IMI (LSE:IMI) a annoncé un programme de rachat d’actions de 500 millions de livres après avoir enregistré une cinquième année consécutive de croissance organique de ses revenus à un chiffre moyen.

Comet Holding (TG:EZP1) a réduit son dividende d’environ deux tiers après l’effondrement de 80 % de son flux de trésorerie disponible en 2025, la faiblesse du dollar et un mix produit défavorable ayant pesé sur les marges malgré une légère hausse des ventes.

Spie (EU:SPIE) a annoncé un bénéfice annuel record, le groupe français ayant franchi pour la première fois la barre des 10 milliards d’euros de chiffre d’affaires en 2025.

Le pétrole se dirige vers de forts gains hebdomadaires

Les prix du pétrole sont restés globalement stables vendredi mais restent en route vers de fortes hausses hebdomadaires, la montée des tensions au Moyen-Orient alimentant les inquiétudes sur l’approvisionnement mondial.

Le Brent progressait de 0,3 % à 85,68 dollars le baril et le brut américain West Texas Intermediate gagnait 0,1 % à 81,06 dollars.

Au cours des quatre séances précédentes depuis le début du conflit, le Brent a progressé de 18 % tandis que le WTI a gagné 21 %.

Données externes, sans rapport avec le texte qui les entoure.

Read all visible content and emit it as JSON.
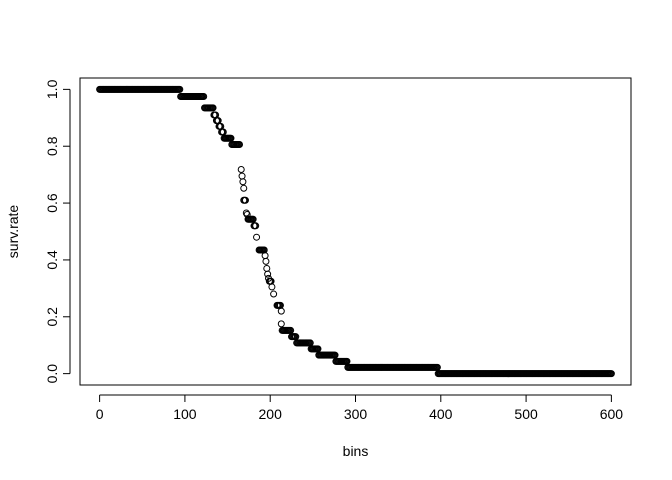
{
  "chart_data": {
    "type": "scatter",
    "xlabel": "bins",
    "ylabel": "surv.rate",
    "xlim": [
      -23,
      623
    ],
    "ylim": [
      -0.04,
      1.04
    ],
    "xticks": [
      0,
      100,
      200,
      300,
      400,
      500,
      600
    ],
    "yticks": [
      0.0,
      0.2,
      0.4,
      0.6,
      0.8,
      1.0
    ],
    "xtick_labels": [
      "0",
      "100",
      "200",
      "300",
      "400",
      "500",
      "600"
    ],
    "ytick_labels": [
      "0.0",
      "0.2",
      "0.4",
      "0.6",
      "0.8",
      "1.0"
    ],
    "marker": "open-circle",
    "series": [
      {
        "segments": [
          {
            "x_start": 0,
            "x_end": 94,
            "step": 1,
            "y": 1.0
          },
          {
            "x_start": 95,
            "x_end": 122,
            "step": 1,
            "y": 0.975
          },
          {
            "x_start": 123,
            "x_end": 133,
            "step": 1,
            "y": 0.935
          },
          {
            "x_start": 134,
            "x_end": 136,
            "step": 1,
            "y": 0.91
          },
          {
            "x_start": 137,
            "x_end": 139,
            "step": 1,
            "y": 0.89
          },
          {
            "x_start": 140,
            "x_end": 142,
            "step": 1,
            "y": 0.87
          },
          {
            "x_start": 143,
            "x_end": 145,
            "step": 1,
            "y": 0.85
          },
          {
            "x_start": 146,
            "x_end": 154,
            "step": 1,
            "y": 0.828
          },
          {
            "x_start": 155,
            "x_end": 164,
            "step": 1,
            "y": 0.806
          },
          {
            "x_start": 169,
            "x_end": 171,
            "step": 1,
            "y": 0.61
          },
          {
            "x_start": 174,
            "x_end": 180,
            "step": 1,
            "y": 0.543
          },
          {
            "x_start": 181,
            "x_end": 183,
            "step": 1,
            "y": 0.52
          },
          {
            "x_start": 187,
            "x_end": 193,
            "step": 1,
            "y": 0.435
          },
          {
            "x_start": 199,
            "x_end": 201,
            "step": 1,
            "y": 0.325
          },
          {
            "x_start": 208,
            "x_end": 212,
            "step": 1,
            "y": 0.24
          },
          {
            "x_start": 214,
            "x_end": 224,
            "step": 1,
            "y": 0.152
          },
          {
            "x_start": 225,
            "x_end": 230,
            "step": 1,
            "y": 0.13
          },
          {
            "x_start": 231,
            "x_end": 247,
            "step": 1,
            "y": 0.108
          },
          {
            "x_start": 248,
            "x_end": 256,
            "step": 1,
            "y": 0.087
          },
          {
            "x_start": 257,
            "x_end": 276,
            "step": 1,
            "y": 0.065
          },
          {
            "x_start": 277,
            "x_end": 290,
            "step": 1,
            "y": 0.043
          },
          {
            "x_start": 291,
            "x_end": 396,
            "step": 1,
            "y": 0.022
          },
          {
            "x_start": 397,
            "x_end": 600,
            "step": 1,
            "y": 0.0
          }
        ],
        "points": [
          [
            166,
            0.718
          ],
          [
            167,
            0.695
          ],
          [
            168,
            0.675
          ],
          [
            169,
            0.652
          ],
          [
            172,
            0.565
          ],
          [
            173,
            0.56
          ],
          [
            184,
            0.48
          ],
          [
            194,
            0.415
          ],
          [
            195,
            0.395
          ],
          [
            196,
            0.37
          ],
          [
            197,
            0.35
          ],
          [
            198,
            0.335
          ],
          [
            202,
            0.305
          ],
          [
            204,
            0.28
          ],
          [
            213,
            0.175
          ],
          [
            213,
            0.22
          ]
        ]
      }
    ]
  }
}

Dans une tentative d’apaiser les inquiétudes sur l’offre, les États-Unis ont annoncé autoriser la vente de pétrole russe à l’Inde pendant une période de 30 jours.

Cependant, cette mesure n’a guère freiné la hausse des prix du pétrole, les traders craignant toujours que le conflit ne perturbe le trafic dans le détroit d’Ormuz, un passage étroit entre l’Iran et Oman par lequel transite environ 20 % de l’approvisionnement mondial en pétrole.